Task: Write a comprehensive comparison between QWERTY, Colemak, and Workman keyboard layouts. Cover typing speed potential, ergonomic benefits, learning curve, programming efficiency, and real-world adoption rates. Include specific data points about finger travel distance, hand alternation, and common programming symbol accessibility.

Output/Format Style: Structure the comparison as a detailed analysis with clear sections for each layout, followed by a side-by-side comparison table. Use a professional, data-driven tone with specific metrics and percentages. Include practical recommendations for each layout type. Use markdown formatting with headers, bullet points, and tables for easy reading.

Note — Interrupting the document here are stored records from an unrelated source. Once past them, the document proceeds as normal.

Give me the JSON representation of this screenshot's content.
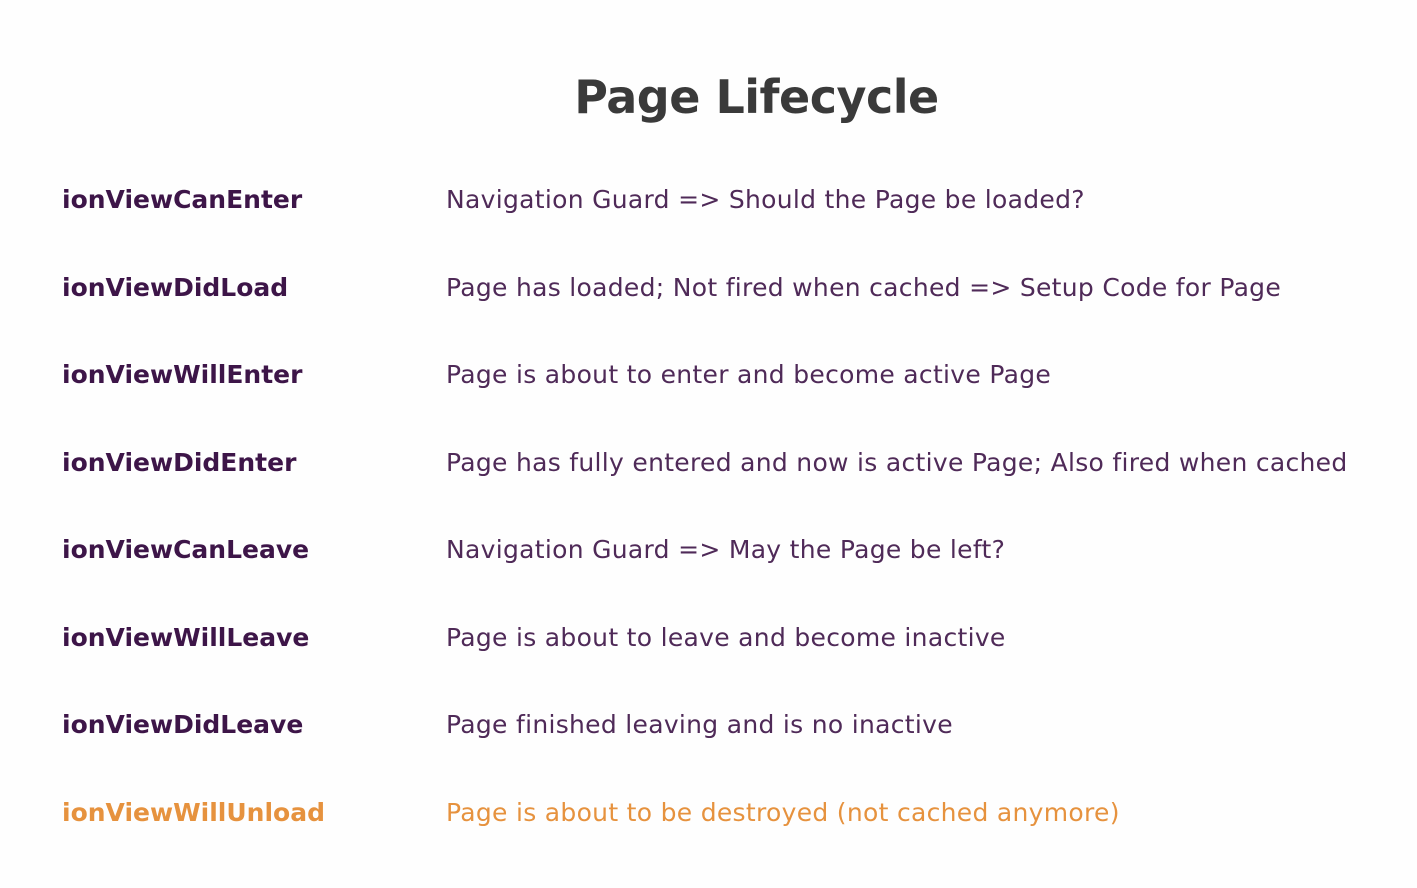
{
  "title": "Page Lifecycle",
  "colors": {
    "hook": "#3d1548",
    "description": "#4f2a58",
    "highlight": "#e6923e",
    "title": "#3a3a3a"
  },
  "hooks": [
    {
      "name": "ionViewCanEnter",
      "description": "Navigation Guard => Should the Page be loaded?",
      "highlighted": false
    },
    {
      "name": "ionViewDidLoad",
      "description": "Page has loaded; Not fired when cached => Setup Code for Page",
      "highlighted": false
    },
    {
      "name": "ionViewWillEnter",
      "description": "Page is about to enter and become active Page",
      "highlighted": false
    },
    {
      "name": "ionViewDidEnter",
      "description": "Page has fully entered and now is active Page; Also fired when cached",
      "highlighted": false
    },
    {
      "name": "ionViewCanLeave",
      "description": "Navigation Guard => May the Page be left?",
      "highlighted": false
    },
    {
      "name": "ionViewWillLeave",
      "description": "Page is about to leave and become inactive",
      "highlighted": false
    },
    {
      "name": "ionViewDidLeave",
      "description": "Page finished leaving and is no inactive",
      "highlighted": false
    },
    {
      "name": "ionViewWillUnload",
      "description": "Page is about to be destroyed (not cached anymore)",
      "highlighted": true
    }
  ]
}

Negatives: Don’t include historical background about why QWERTY was created or lengthy explanations of layout design principles. Avoid discussing Dvorak or other less common layouts. Don’t include personal anecdotes or subjective opinions - focus on objective data and measurable benefits. Don’t provide specific key remapping instructions or installation guides.

Prompt writing: How to use AI to cheat

Sometimes you need a well-structured prompt but don’t have the time to craft one from scratch, or the task isn’t important enough for it to be worth spending significant effort or time on prompt engineering. In these situations, you can leverage AI itself to help you write better prompts.

There are two effective strategies for this approach:

  • First, you can provide the AI with this blog post or briefly explain the five-part formula and ask it to generate a prompt for your specific use case.
  • Second, you can take an existing prompt you’ve written and ask the AI to evaluate it on a scale of 1 to 10, then ask it to use its feedback to improve the prompt.

Both methods allow you to quickly generate high-quality prompts by using the LLM’s understanding of effective prompt structure, saving you time while still ensuring you get the detailed, tailored responses you need.

Ending

Thanks for reading and happy prompting!